Though devoid of his father’s intellectual sophistication, Justin Trudeau is following in the footsteps of le père in devastating Canada’s tradition of freedom and prosperity. There is really nothing new under the son. On the economic front, overall federal spending accounts for 64 percent of GDP and, as of 2020, the gross national debt has risen to 129.2 percent of GDP and continues to rise. Politically, Justin is dismantling Canada’s democratic scaffolding girder by girder, aligning the country with the globalist vision (or Great Reset) of a new world order predicated on wealth distribution away from small business and the middle class to the corporate elite, an international green agenda, and a redesign of the free market to favor the corporate takeover of global governance. Davos Man will be happy.
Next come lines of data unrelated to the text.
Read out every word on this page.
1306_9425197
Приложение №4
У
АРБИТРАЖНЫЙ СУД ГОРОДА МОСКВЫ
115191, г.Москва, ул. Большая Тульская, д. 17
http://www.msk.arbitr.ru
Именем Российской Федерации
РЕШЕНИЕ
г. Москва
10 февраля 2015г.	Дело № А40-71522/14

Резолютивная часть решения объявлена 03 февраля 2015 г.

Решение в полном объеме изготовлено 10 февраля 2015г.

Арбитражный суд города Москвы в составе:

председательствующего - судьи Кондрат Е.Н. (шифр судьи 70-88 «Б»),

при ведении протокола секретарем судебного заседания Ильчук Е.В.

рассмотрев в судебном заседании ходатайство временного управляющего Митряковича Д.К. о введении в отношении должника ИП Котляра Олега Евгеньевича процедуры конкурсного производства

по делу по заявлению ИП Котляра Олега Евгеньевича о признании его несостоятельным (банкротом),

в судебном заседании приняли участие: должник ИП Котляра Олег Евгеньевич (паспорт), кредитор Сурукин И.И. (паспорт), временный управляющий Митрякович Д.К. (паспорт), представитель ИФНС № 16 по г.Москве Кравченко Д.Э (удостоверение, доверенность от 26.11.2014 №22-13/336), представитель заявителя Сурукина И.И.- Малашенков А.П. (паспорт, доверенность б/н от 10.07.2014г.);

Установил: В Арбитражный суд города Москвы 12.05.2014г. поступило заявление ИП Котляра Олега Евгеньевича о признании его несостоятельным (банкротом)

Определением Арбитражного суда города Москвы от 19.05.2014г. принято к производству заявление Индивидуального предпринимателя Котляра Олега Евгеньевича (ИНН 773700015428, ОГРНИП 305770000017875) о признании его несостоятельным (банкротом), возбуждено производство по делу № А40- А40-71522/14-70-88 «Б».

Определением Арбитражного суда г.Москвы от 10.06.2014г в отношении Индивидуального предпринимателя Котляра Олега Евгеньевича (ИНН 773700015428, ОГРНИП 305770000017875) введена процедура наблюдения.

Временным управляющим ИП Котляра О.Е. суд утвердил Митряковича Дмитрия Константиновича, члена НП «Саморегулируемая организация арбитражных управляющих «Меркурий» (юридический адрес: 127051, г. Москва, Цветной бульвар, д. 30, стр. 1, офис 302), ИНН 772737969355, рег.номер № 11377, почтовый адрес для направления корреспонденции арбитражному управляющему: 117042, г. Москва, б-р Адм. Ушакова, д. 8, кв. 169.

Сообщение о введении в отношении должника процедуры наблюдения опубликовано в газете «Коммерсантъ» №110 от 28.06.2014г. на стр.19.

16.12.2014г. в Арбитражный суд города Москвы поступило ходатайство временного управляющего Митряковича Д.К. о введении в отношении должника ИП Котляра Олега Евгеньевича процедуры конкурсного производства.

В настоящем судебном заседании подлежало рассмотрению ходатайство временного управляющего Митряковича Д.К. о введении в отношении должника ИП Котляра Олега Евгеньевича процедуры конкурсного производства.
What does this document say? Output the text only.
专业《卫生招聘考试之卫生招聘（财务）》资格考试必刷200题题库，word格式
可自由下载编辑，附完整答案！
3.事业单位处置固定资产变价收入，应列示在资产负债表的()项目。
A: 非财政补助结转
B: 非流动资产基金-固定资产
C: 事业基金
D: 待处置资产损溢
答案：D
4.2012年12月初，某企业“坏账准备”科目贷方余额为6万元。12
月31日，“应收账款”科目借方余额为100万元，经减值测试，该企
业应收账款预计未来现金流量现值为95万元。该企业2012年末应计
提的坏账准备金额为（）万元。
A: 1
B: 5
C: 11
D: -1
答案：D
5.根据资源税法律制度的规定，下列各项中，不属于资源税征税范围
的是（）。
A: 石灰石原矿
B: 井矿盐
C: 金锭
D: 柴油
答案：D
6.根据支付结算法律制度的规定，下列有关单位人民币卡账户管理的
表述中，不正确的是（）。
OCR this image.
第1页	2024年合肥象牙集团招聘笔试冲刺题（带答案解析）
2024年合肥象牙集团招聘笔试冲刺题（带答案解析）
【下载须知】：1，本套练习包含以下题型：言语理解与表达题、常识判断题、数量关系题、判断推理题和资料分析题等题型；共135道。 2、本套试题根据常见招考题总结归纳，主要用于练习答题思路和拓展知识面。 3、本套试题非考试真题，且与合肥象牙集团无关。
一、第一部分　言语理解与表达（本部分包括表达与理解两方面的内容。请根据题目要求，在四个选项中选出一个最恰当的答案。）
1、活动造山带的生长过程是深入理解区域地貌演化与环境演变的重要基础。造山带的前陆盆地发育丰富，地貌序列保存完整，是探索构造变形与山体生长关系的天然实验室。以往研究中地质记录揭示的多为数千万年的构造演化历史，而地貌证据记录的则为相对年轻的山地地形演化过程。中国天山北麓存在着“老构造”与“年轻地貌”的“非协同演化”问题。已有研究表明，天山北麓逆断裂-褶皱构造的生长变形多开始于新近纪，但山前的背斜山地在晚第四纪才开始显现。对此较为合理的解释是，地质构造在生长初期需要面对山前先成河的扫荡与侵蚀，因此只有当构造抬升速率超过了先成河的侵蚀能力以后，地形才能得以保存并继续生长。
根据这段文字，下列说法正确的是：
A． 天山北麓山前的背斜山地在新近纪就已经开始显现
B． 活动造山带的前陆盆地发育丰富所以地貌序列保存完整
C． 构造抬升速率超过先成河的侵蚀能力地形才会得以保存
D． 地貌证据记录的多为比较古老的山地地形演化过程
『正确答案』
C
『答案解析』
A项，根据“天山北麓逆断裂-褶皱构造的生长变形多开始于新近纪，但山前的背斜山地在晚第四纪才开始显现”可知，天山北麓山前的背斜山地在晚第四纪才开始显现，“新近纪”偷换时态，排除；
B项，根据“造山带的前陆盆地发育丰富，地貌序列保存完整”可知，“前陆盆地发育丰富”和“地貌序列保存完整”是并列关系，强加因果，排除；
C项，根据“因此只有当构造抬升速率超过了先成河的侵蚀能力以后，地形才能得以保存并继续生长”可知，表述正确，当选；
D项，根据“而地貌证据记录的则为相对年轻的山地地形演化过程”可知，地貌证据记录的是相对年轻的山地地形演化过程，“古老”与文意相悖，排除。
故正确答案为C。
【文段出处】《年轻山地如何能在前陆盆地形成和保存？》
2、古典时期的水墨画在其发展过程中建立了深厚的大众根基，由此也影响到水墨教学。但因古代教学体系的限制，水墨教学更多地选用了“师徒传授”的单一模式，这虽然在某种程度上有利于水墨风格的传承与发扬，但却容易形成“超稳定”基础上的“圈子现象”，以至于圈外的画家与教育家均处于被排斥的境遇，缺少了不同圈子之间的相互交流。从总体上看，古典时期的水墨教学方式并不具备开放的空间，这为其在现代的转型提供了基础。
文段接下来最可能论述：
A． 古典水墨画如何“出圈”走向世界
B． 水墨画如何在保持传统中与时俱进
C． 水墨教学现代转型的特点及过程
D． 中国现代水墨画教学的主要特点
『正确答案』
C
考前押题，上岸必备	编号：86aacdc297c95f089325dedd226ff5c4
Increasingly centralized authority allows Trudeau, who may be regarded as a “moral hazard” par excellence, to get away with one despotic initiative after another, including 72 secret Orders-in-Council.
Donald J. Savoie observes in Democracy in Canada: The Disintegration of Our Institutions, an unsparing analysis of Canada’s federal and parliamentary dysfunction: “Trudeau fils pointed to his father for putting in place measures to concentrate power.” Justin himself concedes, in his own words, that “the trend toward more control in the Prime Minister’s Office…can be traced as far back as my father, who kicked it off in the first place.” The dynasty persists in working its mischief.
When it comes to politicians like the Trudeaus, the dynastic urge to consolidate power and reset a representative mode of government in the direction of outright tyranny is irresistible. They are the only two leaders who have invoked the 1914 War Measures Act in peacetime, when neither occasion demanded it, even in trying circumstances. (The Emergencies Act, passed into law in 1988, is the same beast by another name.) Regarding the first instance, the October Crisis in the fall of 1970, Plamondon writes, furnishing strong evidence to support his claim, that Trudeau senior “wildly overestimated or purposely exaggerated the threat to society” from a ragtag group of sovereignist insurgents. In the second case, the truckers protest in Ottawa in the winter of 2022, Trudeau junior perpetrated a needless and destructive farce provoked, as many believe, by personal spite or mere authoritarianism. It must be a family trait.
The Trudeau dynasty with its autocratic pathology has spelled approaching collapse for a once fortunate country. Canada has been torn from its historical foundations, its heirs having become what Cultural Action Party of Canada director Brad Salzberg calls Trudeau’s “nemesis communities”: “old stock” Canadians, anglophones, westerners, conservatives, truckers, oil sands workers, farmers, Christians and pro-lifers. At the same time, Trudeau has promoted 3rd-world immigrants, the LGBTQIA+ sodality, transgenders, violent agitators, illegals, freeloaders and indigents to the top of the food chain—after all, “diversity is our strength.”
The social order has been inverted by an anti-democratic, non-consultative political family. Younger brother Alexandre (Sacha), also an acolyte of Fidel Castro and, like his father, animated by a profound appreciation of China, does not, apparently, evince an interest in “dynastic script fulfillment.” It appears that the dynasty will stop at two Trudeaus, though it may be too late for rejoicing. The dynastic work has been done and Canada may never be the same again.